Puisque nous songeons déjà en pensées au monde nouveau qui viendra après le confinement, après la pandémie, pourquoi n’investissons-nous pas aussi cet au-delà du confinement terrestre, l’au-delà de la mort ? Comment se fait-il que nous n’habitions pas aussi la perspective de cette vie future à partir de la certitude que nous sommes ici de « passage » ? Comment se fait-il que nous soyons capables de nous investir dans un lendemain terrestre - présumé certain par la force de l’habitude-, sans parvenir à investir cet autre lendemain certain par nature ? Cela tient à un très fort préjugé culturel selon lequel nous ne pouvons pas exister sans notre corps, sans ce corps. Si bien que la mort signifie pour de nombreux esprits, l’abolition définitive de la personne. Elle ruine de facto toute pertinence d’investir en esprit, un monde qui viendrait dans la mort. A quoi bon...
Si la perte de ce corps est une nécessité, elle est aussi la condition de possibilité d’accueillir la vie qui vient. Il faudra du temps pour défaire une société du matérialisme qui a terni son anthropologie. Du temps pour redécouvrir ce qu’est la nature humaine, à la lumière de la révélation biblique et évangélique. Du temps pour croire que la chair va ressusciter de la mort par l’effet de l’amour dont Dieu nous aime. Ce que chacun croit à ce sujet, n’est pas sans valeur pour le dynamisme spirituel d’un pays. Nous gagnerions à partager notre perception d’un si grand mystère. Qu’avons-nous du reste de plus grand à partager que cette parole qui perce déjà l’obscurité du tombeau ?

6 – Au-delà du confinement terrestre (23’15)
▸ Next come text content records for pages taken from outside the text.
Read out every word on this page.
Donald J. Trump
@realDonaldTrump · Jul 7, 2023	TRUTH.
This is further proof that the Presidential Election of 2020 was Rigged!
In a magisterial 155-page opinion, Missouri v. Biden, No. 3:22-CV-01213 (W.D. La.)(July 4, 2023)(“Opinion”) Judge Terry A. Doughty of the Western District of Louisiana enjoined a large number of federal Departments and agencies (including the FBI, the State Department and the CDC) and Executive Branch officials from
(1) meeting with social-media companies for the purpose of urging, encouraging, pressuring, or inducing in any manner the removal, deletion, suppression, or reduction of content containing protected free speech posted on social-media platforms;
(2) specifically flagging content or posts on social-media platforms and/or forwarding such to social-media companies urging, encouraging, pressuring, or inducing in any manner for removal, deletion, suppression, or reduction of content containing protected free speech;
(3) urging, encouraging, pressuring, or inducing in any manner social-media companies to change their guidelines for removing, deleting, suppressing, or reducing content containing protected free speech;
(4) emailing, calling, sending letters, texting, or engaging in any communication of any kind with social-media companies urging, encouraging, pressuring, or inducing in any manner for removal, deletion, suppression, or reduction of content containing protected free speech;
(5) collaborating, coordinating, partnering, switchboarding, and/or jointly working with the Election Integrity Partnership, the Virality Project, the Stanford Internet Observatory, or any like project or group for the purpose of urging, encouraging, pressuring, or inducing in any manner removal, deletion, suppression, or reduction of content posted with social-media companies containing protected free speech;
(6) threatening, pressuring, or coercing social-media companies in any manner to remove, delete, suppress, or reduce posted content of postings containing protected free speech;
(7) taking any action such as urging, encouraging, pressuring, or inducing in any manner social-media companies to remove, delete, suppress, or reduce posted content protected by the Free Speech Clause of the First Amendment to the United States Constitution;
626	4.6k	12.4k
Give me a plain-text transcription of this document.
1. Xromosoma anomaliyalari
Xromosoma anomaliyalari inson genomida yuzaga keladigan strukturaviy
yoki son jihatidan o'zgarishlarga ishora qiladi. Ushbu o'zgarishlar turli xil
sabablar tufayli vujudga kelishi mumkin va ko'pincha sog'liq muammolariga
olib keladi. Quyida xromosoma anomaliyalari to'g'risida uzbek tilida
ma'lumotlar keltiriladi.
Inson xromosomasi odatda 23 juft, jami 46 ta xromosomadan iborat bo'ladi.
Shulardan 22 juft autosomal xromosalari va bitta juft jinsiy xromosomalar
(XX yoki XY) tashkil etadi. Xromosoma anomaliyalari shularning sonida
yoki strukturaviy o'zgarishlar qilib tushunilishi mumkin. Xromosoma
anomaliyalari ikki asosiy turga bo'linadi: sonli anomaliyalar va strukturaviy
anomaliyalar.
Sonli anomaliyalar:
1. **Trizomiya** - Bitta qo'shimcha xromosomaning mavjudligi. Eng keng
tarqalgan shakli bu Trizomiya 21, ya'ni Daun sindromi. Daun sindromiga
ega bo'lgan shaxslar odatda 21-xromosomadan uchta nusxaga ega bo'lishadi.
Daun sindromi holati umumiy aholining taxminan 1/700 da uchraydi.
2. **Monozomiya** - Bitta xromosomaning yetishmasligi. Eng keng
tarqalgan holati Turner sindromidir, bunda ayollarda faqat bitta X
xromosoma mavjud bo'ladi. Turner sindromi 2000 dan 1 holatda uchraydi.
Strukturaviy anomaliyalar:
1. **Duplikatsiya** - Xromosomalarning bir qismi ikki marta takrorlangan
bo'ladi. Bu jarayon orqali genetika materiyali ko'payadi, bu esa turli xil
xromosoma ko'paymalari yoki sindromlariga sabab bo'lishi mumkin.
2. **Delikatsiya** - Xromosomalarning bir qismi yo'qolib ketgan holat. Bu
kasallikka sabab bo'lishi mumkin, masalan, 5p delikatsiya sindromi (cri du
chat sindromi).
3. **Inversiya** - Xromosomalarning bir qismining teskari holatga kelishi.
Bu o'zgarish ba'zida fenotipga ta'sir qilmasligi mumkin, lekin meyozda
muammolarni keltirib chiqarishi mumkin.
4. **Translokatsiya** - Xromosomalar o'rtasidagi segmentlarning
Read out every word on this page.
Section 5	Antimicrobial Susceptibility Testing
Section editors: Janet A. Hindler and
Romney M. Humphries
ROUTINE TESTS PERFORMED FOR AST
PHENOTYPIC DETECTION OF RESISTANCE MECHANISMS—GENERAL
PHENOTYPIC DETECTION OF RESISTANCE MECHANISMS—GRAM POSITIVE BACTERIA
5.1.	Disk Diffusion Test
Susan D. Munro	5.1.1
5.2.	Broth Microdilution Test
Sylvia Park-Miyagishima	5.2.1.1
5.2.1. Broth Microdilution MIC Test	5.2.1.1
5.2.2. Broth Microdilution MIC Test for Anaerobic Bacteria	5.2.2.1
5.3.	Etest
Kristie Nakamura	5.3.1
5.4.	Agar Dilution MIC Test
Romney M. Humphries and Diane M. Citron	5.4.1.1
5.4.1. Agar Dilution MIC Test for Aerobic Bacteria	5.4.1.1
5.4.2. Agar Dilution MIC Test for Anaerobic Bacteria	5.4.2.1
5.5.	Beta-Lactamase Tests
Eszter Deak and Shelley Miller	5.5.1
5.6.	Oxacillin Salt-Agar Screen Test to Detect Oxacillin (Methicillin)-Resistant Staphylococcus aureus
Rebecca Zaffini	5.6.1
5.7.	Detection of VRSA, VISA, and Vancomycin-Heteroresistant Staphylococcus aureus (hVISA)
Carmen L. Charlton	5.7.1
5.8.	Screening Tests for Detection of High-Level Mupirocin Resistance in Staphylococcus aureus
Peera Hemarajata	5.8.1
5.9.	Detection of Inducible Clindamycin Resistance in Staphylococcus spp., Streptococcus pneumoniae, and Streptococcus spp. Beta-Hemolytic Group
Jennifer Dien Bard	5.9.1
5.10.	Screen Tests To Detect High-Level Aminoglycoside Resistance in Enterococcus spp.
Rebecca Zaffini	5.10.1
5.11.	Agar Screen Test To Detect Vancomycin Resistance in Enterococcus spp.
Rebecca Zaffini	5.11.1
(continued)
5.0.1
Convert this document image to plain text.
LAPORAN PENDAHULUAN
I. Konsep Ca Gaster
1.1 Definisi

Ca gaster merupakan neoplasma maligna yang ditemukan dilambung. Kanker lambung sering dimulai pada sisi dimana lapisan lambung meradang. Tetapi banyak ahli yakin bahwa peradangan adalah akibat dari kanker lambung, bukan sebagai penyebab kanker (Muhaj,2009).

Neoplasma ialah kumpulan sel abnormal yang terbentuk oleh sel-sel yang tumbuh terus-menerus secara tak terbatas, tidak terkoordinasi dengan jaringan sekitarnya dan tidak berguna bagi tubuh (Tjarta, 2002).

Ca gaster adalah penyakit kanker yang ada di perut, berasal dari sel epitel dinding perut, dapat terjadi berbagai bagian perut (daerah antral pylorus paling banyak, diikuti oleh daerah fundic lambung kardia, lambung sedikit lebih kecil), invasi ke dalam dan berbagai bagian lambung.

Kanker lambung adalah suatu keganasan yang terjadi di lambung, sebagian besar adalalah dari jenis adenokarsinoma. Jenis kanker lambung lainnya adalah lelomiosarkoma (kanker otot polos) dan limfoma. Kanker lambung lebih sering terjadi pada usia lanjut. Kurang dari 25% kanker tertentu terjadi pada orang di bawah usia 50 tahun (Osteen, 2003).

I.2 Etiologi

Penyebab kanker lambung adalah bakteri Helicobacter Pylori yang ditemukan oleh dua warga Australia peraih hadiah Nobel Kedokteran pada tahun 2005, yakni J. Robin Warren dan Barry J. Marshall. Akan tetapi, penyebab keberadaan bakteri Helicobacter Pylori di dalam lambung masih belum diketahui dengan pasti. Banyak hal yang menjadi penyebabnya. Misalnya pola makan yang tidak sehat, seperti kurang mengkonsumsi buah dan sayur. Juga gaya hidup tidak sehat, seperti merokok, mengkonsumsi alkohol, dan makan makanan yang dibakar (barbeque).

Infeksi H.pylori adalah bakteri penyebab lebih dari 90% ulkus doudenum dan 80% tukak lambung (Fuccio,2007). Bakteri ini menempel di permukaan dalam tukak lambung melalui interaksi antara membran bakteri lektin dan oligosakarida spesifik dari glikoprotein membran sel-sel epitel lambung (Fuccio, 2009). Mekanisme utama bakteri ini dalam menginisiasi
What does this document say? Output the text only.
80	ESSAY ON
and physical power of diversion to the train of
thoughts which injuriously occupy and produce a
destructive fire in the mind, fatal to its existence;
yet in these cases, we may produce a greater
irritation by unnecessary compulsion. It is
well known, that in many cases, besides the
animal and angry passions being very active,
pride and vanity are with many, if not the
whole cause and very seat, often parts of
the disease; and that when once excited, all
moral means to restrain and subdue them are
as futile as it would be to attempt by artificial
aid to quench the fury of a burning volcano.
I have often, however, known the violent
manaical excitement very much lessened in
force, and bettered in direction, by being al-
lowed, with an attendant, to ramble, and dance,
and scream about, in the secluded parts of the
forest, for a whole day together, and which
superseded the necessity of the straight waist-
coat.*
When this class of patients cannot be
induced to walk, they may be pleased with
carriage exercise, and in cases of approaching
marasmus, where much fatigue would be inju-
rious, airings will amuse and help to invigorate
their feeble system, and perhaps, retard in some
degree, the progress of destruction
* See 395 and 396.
En 2020, l’humanité conquérante aura été stoppée net dans l’hybris de ses conquêtes du monde extérieur. Elle est renvoyée à une conquête plus intérieure et plus essentielle : retrouver le chemin de la connaissance d’elle-même et de sa vocation. Elle le fera par la voie de la science ; une science ouverte à la philosophie, elle-même ouverte à la révélation. L’homme moderne qui traverse l’épreuve de la pandémie de Covid-19 peut découvrir sa véritable nature en s’approchant de la personne de Jésus mort et ressuscité. C’est en appliquant sa pensée à concevoir le sens de sa vie, que l’homme remporte sa première victoire contre l’absurdité de la mort. Le meilleur de la contribution des chrétiens au monde qui vient sera de rappeler que si la mort peut emporter les corps, elle ne peut rien contre la parole qui se tient en l’homme et le tient en vie, maintenant et toujours.